Interferon is a protein produced by animals in response to viral infections. It is a defensive mechanism by the body to prevent multiplication of the virus. The action of interferon was first demonstrated in 1957 by British virologist Alick Isaacs (1921-1967) and his Swiss colleague Jean Lindenmann. Isaacs was born in Glasgow, Scotland, in 1921, to a Russian Jewish family. He studied medicine at Glasgow University but found he preferred research to the actual practice of medicine.
Early in his studies of influenza (flu) at the World Influenza Centre at the National Institute for Medical Research in England, Isaacs became interested in the viral interference phenomenon, first described in 1935. It was observed that an RNA virus in a cell inhibits (restrains) the growth of any other viruses in that cell. While trying to discover the mechanism by which this occurs, Isaacs found that the interference seemed to be caused by something inside the cell.
While working with the visiting Swiss scientist Jean Lindenmann in 1957, Isaacs found that chick embryos (developing eggs) injected with influenza virus released very small amounts of a protein that destroyed the virus. The protein also inhibited the growth of any other viruses in the embryos. Isaacs and Lindenmann named the interfering protein interferon.
It is now known that interferon is produced within hours of a viral invasion and that most living things, including plants, can make the protective protein.

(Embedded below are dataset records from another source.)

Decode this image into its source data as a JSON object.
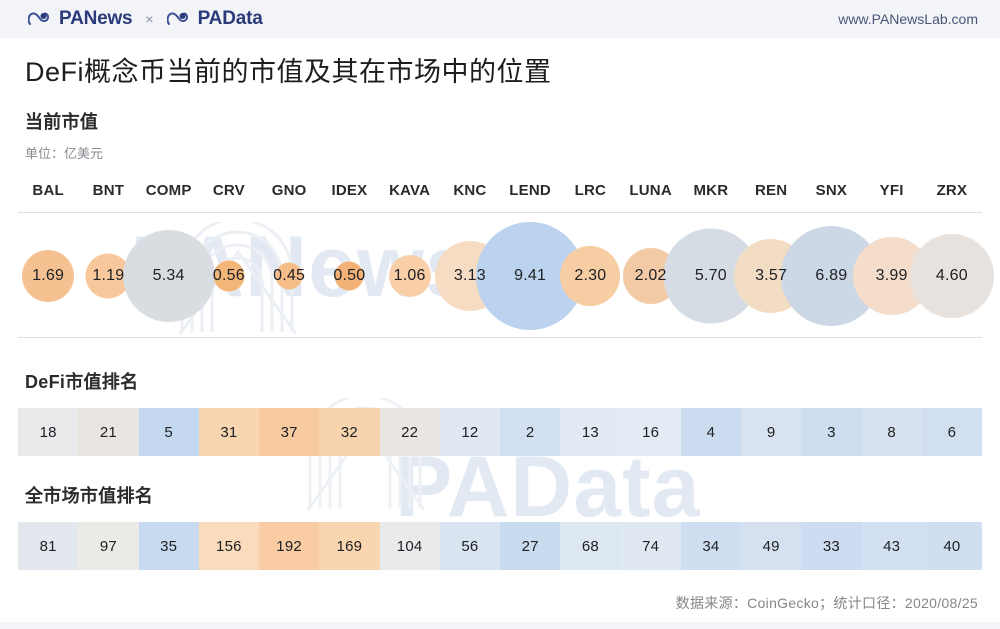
{
  "header": {
    "brand_primary": "PANews",
    "brand_separator": "×",
    "brand_secondary": "PAData",
    "site_url": "www.PANewsLab.com"
  },
  "title": "DeFi概念币当前的市值及其在市场中的位置",
  "sections": {
    "market_cap_label": "当前市值",
    "market_cap_unit": "单位：亿美元",
    "defi_rank_label": "DeFi市值排名",
    "global_rank_label": "全市场市值排名"
  },
  "watermarks": {
    "top": "PANews",
    "bottom": "PAData"
  },
  "footer": {
    "source": "数据来源：CoinGecko；统计口径：2020/08/25"
  },
  "colors": {
    "orange": "#f5c08f",
    "orange_light": "#fadcc0",
    "blue": "#b9d1ee",
    "blue_light": "#d7e3f2",
    "grey": "#e2e4e6",
    "grey_warm": "#e8e3de",
    "header_bg": "#f2f4f7",
    "brand_navy": "#2b3a7a"
  },
  "chart_data": {
    "type": "bar",
    "title": "DeFi概念币当前的市值及其在市场中的位置",
    "subtitle": "当前市值",
    "ylabel": "单位：亿美元",
    "categories": [
      "BAL",
      "BNT",
      "COMP",
      "CRV",
      "GNO",
      "IDEX",
      "KAVA",
      "KNC",
      "LEND",
      "LRC",
      "LUNA",
      "MKR",
      "REN",
      "SNX",
      "YFI",
      "ZRX"
    ],
    "series": [
      {
        "name": "当前市值",
        "unit": "亿美元",
        "values": [
          1.69,
          1.19,
          5.34,
          0.56,
          0.45,
          0.5,
          1.06,
          3.13,
          9.41,
          2.3,
          2.02,
          5.7,
          3.57,
          6.89,
          3.99,
          4.6
        ]
      },
      {
        "name": "DeFi市值排名",
        "values": [
          18,
          21,
          5,
          31,
          37,
          32,
          22,
          12,
          2,
          13,
          16,
          4,
          9,
          3,
          8,
          6
        ]
      },
      {
        "name": "全市场市值排名",
        "values": [
          81,
          97,
          35,
          156,
          192,
          169,
          104,
          56,
          27,
          68,
          74,
          34,
          49,
          33,
          43,
          40
        ]
      }
    ],
    "legend_position": "none",
    "grid": false
  },
  "bubbles": [
    {
      "ticker": "BAL",
      "value": "1.69",
      "size": 52,
      "color": "#f6c191"
    },
    {
      "ticker": "BNT",
      "value": "1.19",
      "size": 45,
      "color": "#f8c79b"
    },
    {
      "ticker": "COMP",
      "value": "5.34",
      "size": 92,
      "color": "#d9dde1"
    },
    {
      "ticker": "CRV",
      "value": "0.56",
      "size": 31,
      "color": "#f3b679"
    },
    {
      "ticker": "GNO",
      "value": "0.45",
      "size": 27,
      "color": "#f5be89"
    },
    {
      "ticker": "IDEX",
      "value": "0.50",
      "size": 29,
      "color": "#f2b277"
    },
    {
      "ticker": "KAVA",
      "value": "1.06",
      "size": 42,
      "color": "#f9cfa8"
    },
    {
      "ticker": "KNC",
      "value": "3.13",
      "size": 70,
      "color": "#f6dcc2"
    },
    {
      "ticker": "LEND",
      "value": "9.41",
      "size": 108,
      "color": "#bcd3ef"
    },
    {
      "ticker": "LRC",
      "value": "2.30",
      "size": 60,
      "color": "#f7cda3"
    },
    {
      "ticker": "LUNA",
      "value": "2.02",
      "size": 56,
      "color": "#f2cba6"
    },
    {
      "ticker": "MKR",
      "value": "5.70",
      "size": 95,
      "color": "#d5dce4"
    },
    {
      "ticker": "REN",
      "value": "3.57",
      "size": 74,
      "color": "#f3dcc4"
    },
    {
      "ticker": "SNX",
      "value": "6.89",
      "size": 100,
      "color": "#ccd8e6"
    },
    {
      "ticker": "YFI",
      "value": "3.99",
      "size": 78,
      "color": "#f4ddcb"
    },
    {
      "ticker": "ZRX",
      "value": "4.60",
      "size": 84,
      "color": "#e7e2dd"
    }
  ],
  "defi_rank_cells": [
    {
      "value": "18",
      "bg": "#eaeaec"
    },
    {
      "value": "21",
      "bg": "#e9e5e0"
    },
    {
      "value": "5",
      "bg": "#c4d9f0"
    },
    {
      "value": "31",
      "bg": "#f8d6b2"
    },
    {
      "value": "37",
      "bg": "#f8caa0"
    },
    {
      "value": "32",
      "bg": "#f7d4ae"
    },
    {
      "value": "22",
      "bg": "#eae7e3"
    },
    {
      "value": "12",
      "bg": "#dfe8f3"
    },
    {
      "value": "2",
      "bg": "#d2e0f1"
    },
    {
      "value": "13",
      "bg": "#e2eaf4"
    },
    {
      "value": "16",
      "bg": "#e4ebf4"
    },
    {
      "value": "4",
      "bg": "#ccdcf0"
    },
    {
      "value": "9",
      "bg": "#d8e3f2"
    },
    {
      "value": "3",
      "bg": "#cedef0"
    },
    {
      "value": "8",
      "bg": "#d6e2f1"
    },
    {
      "value": "6",
      "bg": "#d1dff0"
    }
  ],
  "global_rank_cells": [
    {
      "value": "81",
      "bg": "#e3e8ee"
    },
    {
      "value": "97",
      "bg": "#eceae7"
    },
    {
      "value": "35",
      "bg": "#c7daef"
    },
    {
      "value": "156",
      "bg": "#fadcbc"
    },
    {
      "value": "192",
      "bg": "#f9cca3"
    },
    {
      "value": "169",
      "bg": "#f9d5b0"
    },
    {
      "value": "104",
      "bg": "#e8eaec"
    },
    {
      "value": "56",
      "bg": "#d9e4f1"
    },
    {
      "value": "27",
      "bg": "#c9dbef"
    },
    {
      "value": "68",
      "bg": "#dde7f2"
    },
    {
      "value": "74",
      "bg": "#e0e8f2"
    },
    {
      "value": "34",
      "bg": "#cfddf0"
    },
    {
      "value": "49",
      "bg": "#d5e1f1"
    },
    {
      "value": "33",
      "bg": "#cddcf0"
    },
    {
      "value": "43",
      "bg": "#d3e0f1"
    },
    {
      "value": "40",
      "bg": "#d0def0"
    }
  ]
}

Interferon was initially seen as the cell's first line of defense against viral infections, and its discovery was expected to pave the way for successful treatment of viral diseases. Researchers soon found, however, that interferon is "species-specific." (Only human interferon, for example, will work in human beings.) The body also produces interferon in only small amounts, making it extremely expensive to obtain. These difficulties caused interferon research to inch forward at only a slow pace.

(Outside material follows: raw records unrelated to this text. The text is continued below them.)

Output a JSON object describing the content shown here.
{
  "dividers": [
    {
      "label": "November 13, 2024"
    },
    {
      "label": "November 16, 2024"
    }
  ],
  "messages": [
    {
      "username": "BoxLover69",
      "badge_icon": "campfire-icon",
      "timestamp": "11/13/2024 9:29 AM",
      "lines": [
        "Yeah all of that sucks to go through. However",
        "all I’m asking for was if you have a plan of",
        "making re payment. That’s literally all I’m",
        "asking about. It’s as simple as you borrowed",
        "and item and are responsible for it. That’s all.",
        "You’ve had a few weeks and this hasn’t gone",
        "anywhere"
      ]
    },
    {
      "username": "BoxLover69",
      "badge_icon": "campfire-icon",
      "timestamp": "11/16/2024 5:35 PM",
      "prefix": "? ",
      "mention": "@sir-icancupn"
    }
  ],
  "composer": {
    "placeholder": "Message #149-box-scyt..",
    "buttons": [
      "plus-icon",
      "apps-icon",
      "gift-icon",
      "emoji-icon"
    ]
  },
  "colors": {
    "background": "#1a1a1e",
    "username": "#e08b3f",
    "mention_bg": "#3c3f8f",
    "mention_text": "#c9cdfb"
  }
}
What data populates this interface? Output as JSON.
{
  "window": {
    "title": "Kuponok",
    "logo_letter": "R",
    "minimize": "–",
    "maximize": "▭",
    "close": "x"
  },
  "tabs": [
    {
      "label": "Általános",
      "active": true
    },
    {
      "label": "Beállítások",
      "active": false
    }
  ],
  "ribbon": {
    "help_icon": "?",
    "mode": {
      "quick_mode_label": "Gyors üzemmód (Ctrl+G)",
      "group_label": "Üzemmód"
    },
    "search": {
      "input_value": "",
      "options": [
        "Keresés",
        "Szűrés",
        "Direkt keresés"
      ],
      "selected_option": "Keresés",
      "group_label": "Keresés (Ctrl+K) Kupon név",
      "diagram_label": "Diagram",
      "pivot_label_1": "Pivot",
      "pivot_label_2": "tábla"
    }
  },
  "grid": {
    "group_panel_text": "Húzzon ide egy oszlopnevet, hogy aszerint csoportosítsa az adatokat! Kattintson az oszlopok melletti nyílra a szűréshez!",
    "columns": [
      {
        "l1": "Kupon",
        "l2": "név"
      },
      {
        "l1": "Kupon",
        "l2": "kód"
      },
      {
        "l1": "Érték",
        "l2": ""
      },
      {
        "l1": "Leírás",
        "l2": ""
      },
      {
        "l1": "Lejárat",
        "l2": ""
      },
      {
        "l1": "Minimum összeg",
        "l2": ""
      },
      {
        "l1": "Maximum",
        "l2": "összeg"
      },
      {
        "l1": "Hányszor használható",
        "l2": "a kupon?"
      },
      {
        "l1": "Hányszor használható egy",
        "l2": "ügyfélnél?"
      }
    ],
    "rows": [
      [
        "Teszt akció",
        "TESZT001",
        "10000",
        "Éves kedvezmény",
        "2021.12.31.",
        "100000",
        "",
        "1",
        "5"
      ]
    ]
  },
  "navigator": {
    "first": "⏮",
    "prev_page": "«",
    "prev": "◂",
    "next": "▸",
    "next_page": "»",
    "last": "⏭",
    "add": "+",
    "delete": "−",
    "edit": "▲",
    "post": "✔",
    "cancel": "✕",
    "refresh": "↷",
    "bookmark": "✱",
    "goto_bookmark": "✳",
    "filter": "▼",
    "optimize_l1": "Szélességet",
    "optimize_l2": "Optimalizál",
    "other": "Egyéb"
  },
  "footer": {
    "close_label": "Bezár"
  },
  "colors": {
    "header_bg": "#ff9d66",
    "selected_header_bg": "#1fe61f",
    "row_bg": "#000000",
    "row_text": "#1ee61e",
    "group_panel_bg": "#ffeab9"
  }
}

The late 1960s saw renewed interest in interferon when Ion Gresser (1928-), an American researcher in Paris, discovered that the protein stopped or slowed the growth of tumors in mice and also stimulated the production of tumor-killing lymphocytes (white blood cells). Gresser and Finnish virologist Karl Cantell both developed a way to make interferon in useful amounts from human blood cells. Monoclonal antibodies, first produced in 1975, made large-scale purification of interferon possible. The mid-1980s saw the advent of genetically-engineered interferon, the first example of which was produced from bacteria by Swiss scientist Charles Weissmann in 1980.
Research of interferon's ability to kill cancer cells has yielded only mixed results. It has been successfully used, however, against leukemia and osteogenic sarcoma (a bone cancer). Interferon shows varied promise in treating one type of multiple sclerosis, melanoma, renal cell cancer, and a few AIDS-related Kaposi's sarcomas. Interferon is also used to treat viral diseases like rabies, hepatitis, and herpes infections.